Si toman opioides, ¿por qué no se les puede recetar cannabis?”, señala Jones a The Guardian. “Los opioides son mucho más peligrosos que el cannabis. También sería una mejora con respecto al spice ilegal que introducen de contrabando los funcionarios de prisiones corruptos”, añade. Jones se refiere al cannabis sintético, conocido popularmente como spice en inglés y que intenta imitar los efectos del THC, pero cuyos efectos secundarios son peligrosos.

 

 

Según una investigación publicada también por The Guardian en diciembre, desde 2015 se cuentan más de 300 funcionarios de prisiones en Reino Unido que han sido despedidos o condenados por introducir en las cárceles objetos o sustancias prohibidas, entre ellas cannabis sintético. El número de episodios de drogas incautadas en las cárceles de Reino Unido alcanzó los 21.575 en 2020, un 18% más que en el año anterior.

Entre los años 2008 y 2016, cerca de noventa presos murieron por causas relacionadas con drogas, especialmente con la metadona, la heroína y la benzodiacepina, según el primer estudio sobre la causa de muerte en las cárceles, realizada por la Oficina de Estadísticas Nacionales, publicada en 2019. El mismo estudio que también analiza los suicidios en prisiones, eleva este tipo de muertes a 462 en el mismo periodo.

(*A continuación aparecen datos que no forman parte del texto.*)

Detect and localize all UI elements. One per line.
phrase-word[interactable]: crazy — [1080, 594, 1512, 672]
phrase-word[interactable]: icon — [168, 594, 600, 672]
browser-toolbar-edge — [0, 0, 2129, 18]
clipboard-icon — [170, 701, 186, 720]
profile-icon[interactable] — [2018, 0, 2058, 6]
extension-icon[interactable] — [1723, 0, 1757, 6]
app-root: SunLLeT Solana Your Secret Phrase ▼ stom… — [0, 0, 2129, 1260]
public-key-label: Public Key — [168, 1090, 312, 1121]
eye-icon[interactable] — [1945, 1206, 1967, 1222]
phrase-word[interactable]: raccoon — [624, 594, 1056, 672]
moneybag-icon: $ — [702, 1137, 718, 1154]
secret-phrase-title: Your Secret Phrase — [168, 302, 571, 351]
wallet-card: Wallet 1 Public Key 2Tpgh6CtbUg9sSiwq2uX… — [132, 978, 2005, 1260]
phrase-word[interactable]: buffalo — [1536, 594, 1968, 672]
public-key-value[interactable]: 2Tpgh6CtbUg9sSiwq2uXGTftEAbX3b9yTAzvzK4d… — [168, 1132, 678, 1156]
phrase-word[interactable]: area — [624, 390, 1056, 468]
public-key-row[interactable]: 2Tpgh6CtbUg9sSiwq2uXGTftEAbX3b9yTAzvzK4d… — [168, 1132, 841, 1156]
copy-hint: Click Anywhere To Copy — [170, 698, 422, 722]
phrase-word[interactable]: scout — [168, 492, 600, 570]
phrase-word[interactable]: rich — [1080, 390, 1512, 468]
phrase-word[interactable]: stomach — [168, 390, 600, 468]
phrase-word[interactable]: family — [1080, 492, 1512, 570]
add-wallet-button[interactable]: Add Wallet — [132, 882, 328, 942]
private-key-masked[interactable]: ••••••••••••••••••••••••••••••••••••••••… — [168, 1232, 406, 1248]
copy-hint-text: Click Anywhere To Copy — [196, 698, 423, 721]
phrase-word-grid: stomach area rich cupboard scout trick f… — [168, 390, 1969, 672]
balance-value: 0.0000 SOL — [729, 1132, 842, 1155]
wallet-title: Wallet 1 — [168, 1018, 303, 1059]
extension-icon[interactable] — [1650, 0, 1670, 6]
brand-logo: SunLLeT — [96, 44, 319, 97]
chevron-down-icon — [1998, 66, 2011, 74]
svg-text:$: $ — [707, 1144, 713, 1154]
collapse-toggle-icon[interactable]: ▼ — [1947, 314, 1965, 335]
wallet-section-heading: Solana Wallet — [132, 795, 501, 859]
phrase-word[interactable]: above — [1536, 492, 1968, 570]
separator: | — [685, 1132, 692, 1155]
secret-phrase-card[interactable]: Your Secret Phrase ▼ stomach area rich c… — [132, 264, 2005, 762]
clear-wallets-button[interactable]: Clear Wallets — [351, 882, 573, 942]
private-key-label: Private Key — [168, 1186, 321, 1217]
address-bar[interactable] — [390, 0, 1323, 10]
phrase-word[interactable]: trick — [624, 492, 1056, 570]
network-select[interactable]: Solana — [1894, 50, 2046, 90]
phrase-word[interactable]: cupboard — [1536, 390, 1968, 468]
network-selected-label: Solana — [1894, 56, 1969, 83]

Según datos del Ministerio de Justicia británico, solo en 2020 se contaron 76 muertes por suicidio en las prisiones británicas y en 2019 se alcanzaron las 87 muertes por esta misma causa.

La propuesta de distribuir cannabis entre los reclusos en Reino Unido no es exclusiva de Arfon Jones. En 2018, la farmacóloga de Glasgow Stephanie Sharp también propuso que la administración distribuyera entre los internos cannabis de forma gratuita para disminuir las muertes causadas por el cannabis sintético. Lo hizo después de que ese mismo año, se abriera una investigación por la muerte de un preso supuestamente relacionada con el consumo de cannabis sintético en la prisión de Edimburgo. Un año antes, en 2017, tres funcionarios de la prisión de Addiewell, a 40 kilómetros de Edimburgo, tuvieron que ser llevados de urgencia al hospital por inhalar el humo de este tipo de cannabis al entrar a la celda de un preso que había estado fumando.